Applying artificial intelligence (AI) to cancer care has the potential to transform and enhance nursing practice and patient outcomes, from cancer prevention and screening through treatment, survivorship, and end-of-life care. As the largest healthcare workforce, nurses record a significant amount of patient data used to train healthcare AI tools and are a large percentage of AI end users. Educational opportunities are available to assist nurses in understanding the benefits, limitations, and ethical considerations of this technology and how AI results are directly affected by the quality of nursing documentation. Applying nursing clinical knowledge and critical thinking skills throughout the AI life cycle will enhance nursing workflows and increase positive patient outcomes.

AT A GLANCE

  • Oncology nurses require basic knowledge about AI to keep pace with healthcare technology advancements. 
  • AI applied to health care has benefits, limitations, and ethical considerations.
  • Oncology nurses’ expertise and partnership with technology teams throughout the AI development life cycle can improve end products and results.

Jump to a section

    Artificial intelligence (AI) experts have deemed AI a “revolutionary technology” (Mills, 2020, para. 2) that is projected to radically change health care (Zhou et al., 2023). The healthcare AI market is a $14.6 billion enterprise and is expected to reach $102.7 billion by 2028 (MarketsandMarkets, 2023). AI has the potential to greatly affect oncology care, including cancer prevention and screening, treatment, survivorship, and end-of-life care (Tawfik et al., 2023). Nurses comprise the largest healthcare workforce, record a significant amount of patient data, and are a large percentage of AI end users. Professional organizations, such as the American Nursing Informatics Association, the American Nurses Association (ANA), and the Nursing and Artificial Intelligence Leadership Collaborative, acknowledge the ever-intertwining relationship between nursing and technology, highlighting AI and its importance. These organizations advocate for nurses to learn about AI, claim a seat at the development table, and establish a knowledge base about how these solutions can enhance their practice (ANA, 2022; American Nursing Informatics Association, n.d.; Ronquillo et al., 2021). Nurses are essential participants in healthcare technology development; however, in a study of U.S. nurses, 70% of nurses indicated that they had little to no knowledge of AI technologies or uses (Swan, 2021). To expertly implement AI solutions that support health care and optimize workflow and patient outcomes, nurses can build a foundation of AI knowledge (Ronquillo et al., 2021).
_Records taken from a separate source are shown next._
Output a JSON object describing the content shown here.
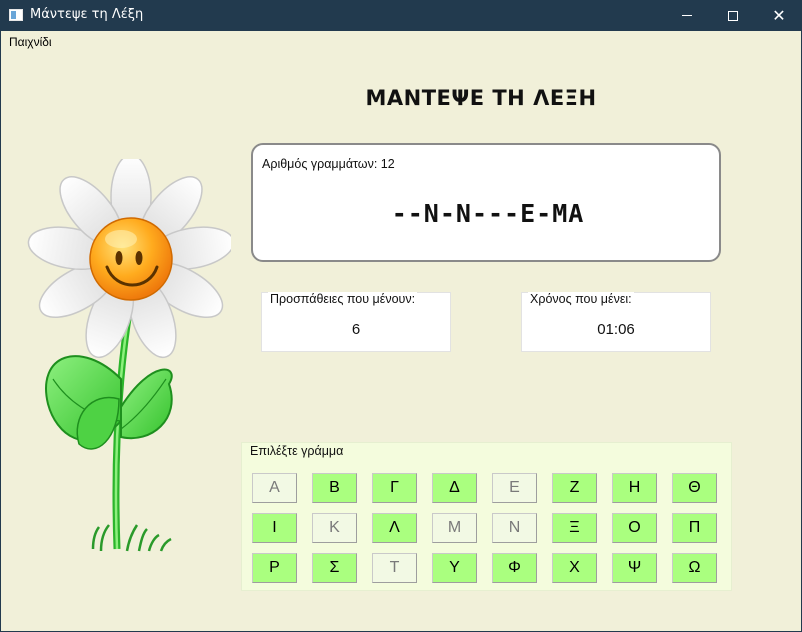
{
  "window": {
    "title": "Μάντεψε τη Λέξη"
  },
  "menubar": {
    "items": [
      {
        "label": "Παιχνίδι"
      }
    ]
  },
  "game": {
    "title": "ΜΑΝΤΕΨΕ ΤΗ ΛΕΞΗ",
    "letters_count_label": "Αριθμός γραμμάτων: 12",
    "masked_word": "--N-N---E-MA",
    "attempts_label": "Προσπάθειες που μένουν:",
    "attempts_value": "6",
    "time_label": "Χρόνος που μένει:",
    "time_value": "01:06"
  },
  "letters_panel": {
    "legend": "Επιλέξτε γράμμα",
    "letters": [
      {
        "char": "Α",
        "state": "used"
      },
      {
        "char": "Β",
        "state": "active"
      },
      {
        "char": "Γ",
        "state": "active"
      },
      {
        "char": "Δ",
        "state": "active"
      },
      {
        "char": "Ε",
        "state": "used"
      },
      {
        "char": "Ζ",
        "state": "active"
      },
      {
        "char": "Η",
        "state": "active"
      },
      {
        "char": "Θ",
        "state": "active"
      },
      {
        "char": "Ι",
        "state": "active"
      },
      {
        "char": "Κ",
        "state": "used"
      },
      {
        "char": "Λ",
        "state": "active"
      },
      {
        "char": "Μ",
        "state": "used"
      },
      {
        "char": "Ν",
        "state": "used"
      },
      {
        "char": "Ξ",
        "state": "active"
      },
      {
        "char": "Ο",
        "state": "active"
      },
      {
        "char": "Π",
        "state": "active"
      },
      {
        "char": "Ρ",
        "state": "active"
      },
      {
        "char": "Σ",
        "state": "active"
      },
      {
        "char": "Τ",
        "state": "used"
      },
      {
        "char": "Υ",
        "state": "active"
      },
      {
        "char": "Φ",
        "state": "active"
      },
      {
        "char": "Χ",
        "state": "active"
      },
      {
        "char": "Ψ",
        "state": "active"
      },
      {
        "char": "Ω",
        "state": "active"
      }
    ]
  },
  "colors": {
    "background": "#f1f0d9",
    "titlebar": "#223a4e",
    "letter_active": "#aaff7f",
    "letter_used": "#f2f9e4",
    "panel": "#f4fcdd"
  },
  "icons": {
    "app": "window-app-icon",
    "minimize": "minimize-icon",
    "maximize": "maximize-icon",
    "close": "close-icon",
    "illustration": "smiling-daisy"
  }
}
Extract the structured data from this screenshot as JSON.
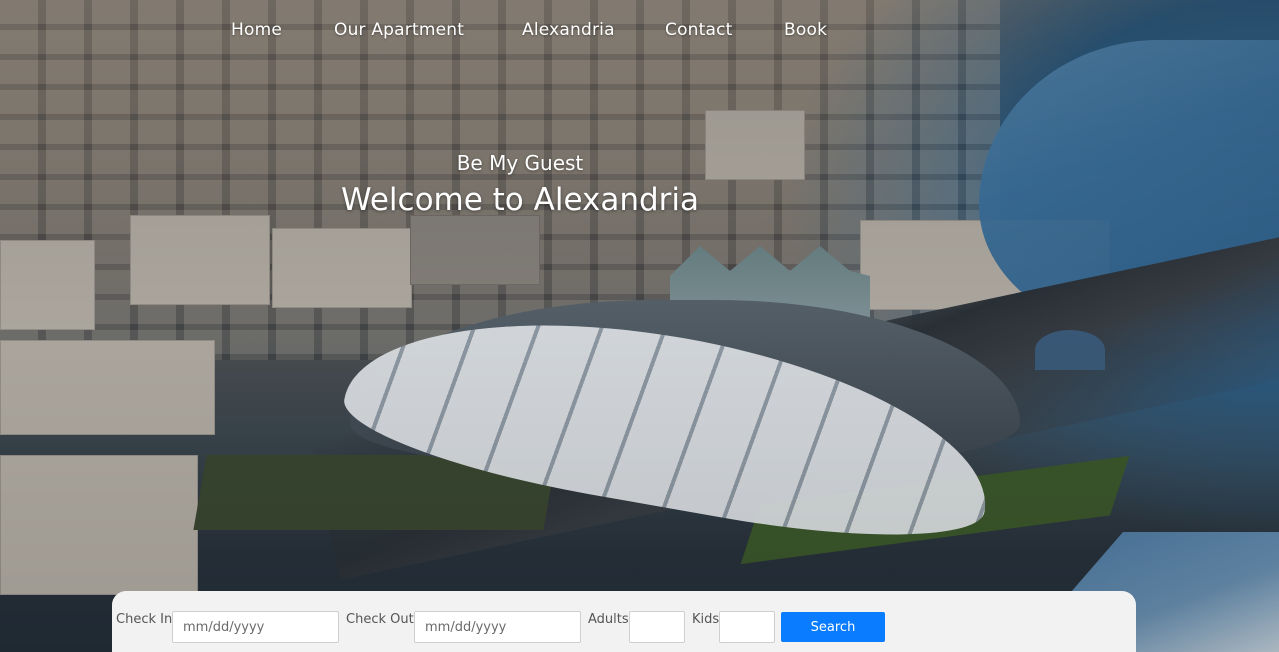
{
  "nav": {
    "items": [
      {
        "label": "Home"
      },
      {
        "label": "Our Apartment"
      },
      {
        "label": "Alexandria"
      },
      {
        "label": "Contact"
      },
      {
        "label": "Book"
      }
    ]
  },
  "hero": {
    "subtitle": "Be My Guest",
    "title": "Welcome to Alexandria"
  },
  "booking": {
    "check_in_label": "Check In",
    "check_in_placeholder": "mm/dd/yyyy",
    "check_out_label": "Check Out",
    "check_out_placeholder": "mm/dd/yyyy",
    "adults_label": "Adults",
    "kids_label": "Kids",
    "search_label": "Search"
  },
  "colors": {
    "accent": "#0a7cff",
    "booking_bar": "#f2f2f2",
    "nav_text": "#ffffff"
  }
}
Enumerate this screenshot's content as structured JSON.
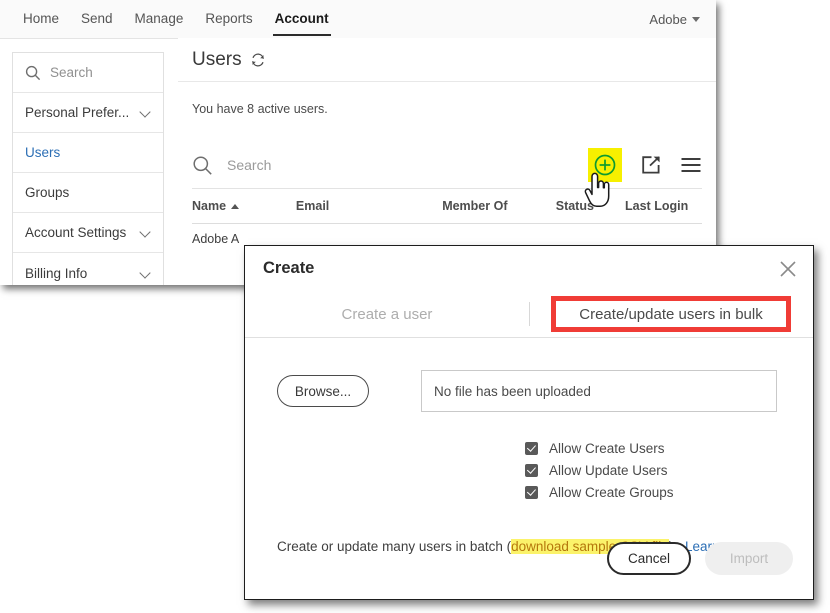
{
  "topnav": {
    "items": [
      {
        "label": "Home",
        "active": false
      },
      {
        "label": "Send",
        "active": false
      },
      {
        "label": "Manage",
        "active": false
      },
      {
        "label": "Reports",
        "active": false
      },
      {
        "label": "Account",
        "active": true
      }
    ],
    "account_menu": "Adobe"
  },
  "sidebar": {
    "search_placeholder": "Search",
    "items": [
      {
        "label": "Personal Prefer...",
        "chevron": true,
        "active": false
      },
      {
        "label": "Users",
        "chevron": false,
        "active": true
      },
      {
        "label": "Groups",
        "chevron": false,
        "active": false
      },
      {
        "label": "Account Settings",
        "chevron": true,
        "active": false
      },
      {
        "label": "Billing Info",
        "chevron": true,
        "active": false
      }
    ]
  },
  "main": {
    "page_title": "Users",
    "active_users_text": "You have 8 active users.",
    "toolbar": {
      "search_placeholder": "Search",
      "add_user_title": "Add user",
      "export_title": "Export",
      "menu_title": "Menu"
    },
    "table": {
      "columns": [
        "Name",
        "Email",
        "Member Of",
        "Status",
        "Last Login"
      ],
      "sort_column": "Name",
      "sort_direction": "ascending",
      "rows": [
        {
          "name": "Adobe A"
        }
      ]
    }
  },
  "dialog": {
    "title": "Create",
    "close_label": "×",
    "tabs": [
      {
        "label": "Create a user",
        "active": false
      },
      {
        "label": "Create/update users in bulk",
        "active": true
      }
    ],
    "browse_button": "Browse...",
    "file_field_value": "No file has been uploaded",
    "checkboxes": [
      {
        "label": "Allow Create Users",
        "checked": true
      },
      {
        "label": "Allow Update Users",
        "checked": true
      },
      {
        "label": "Allow Create Groups",
        "checked": true
      }
    ],
    "batch_text_before": "Create or update many users in batch (",
    "batch_link": "download sample CSV file",
    "batch_text_after": ").",
    "learn_more": "Learn more...",
    "cancel_button": "Cancel",
    "import_button": "Import"
  },
  "colors": {
    "highlight_yellow": "#f7f000",
    "annotation_red": "#f03c36",
    "link_blue": "#2d6fb5",
    "csv_link": "#b5770c",
    "add_icon_green": "#0d9b2f"
  }
}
    Although they are often invisible to clinicians, many AI tools have been integrated into health care, such as clinical decision-making support models, remote patient monitoring and virtual sitters, ambulatory scheduling optimization applications, predictive staffing models, inpatient operational flow platforms, and flags highlighting suspicious areas on radiology images (Ronquillo et al., 2021; Swan, 2021). Nursing actions and involvement can directly affect healthcare AI outcomes. When nurses are not involved in the AI design process, AI-supported technology can be frustrating to use, complicating workflows and interfering with the delivery of optimal patient care (Ronquillo et al., 2021). This article discusses foundational AI concepts, provides a brief overview of AI applications in cancer care, and identifies nurses as active participants in AI development.

    The Basics of AI

    As a broad term, AI is used “to classify machines that mimic human intelligence and human cognitive functions like problem-solving and learning” (IBM Data and AI Team, 2023, para. 6). AI is used when a large amount of data is available and the goal is to recognize patterns to provide insights and make predictions (IBM Design for AI, 2022a). This technology is largely rooted in probability mathematics and is data hungry, meaning the more high-quality data provided, the better the results. Using AI is helpful in contexts where the rules that apply to a situation are complex and difficult to identify, such as in cancer diagnosis (IBM Design for AI, 2022a).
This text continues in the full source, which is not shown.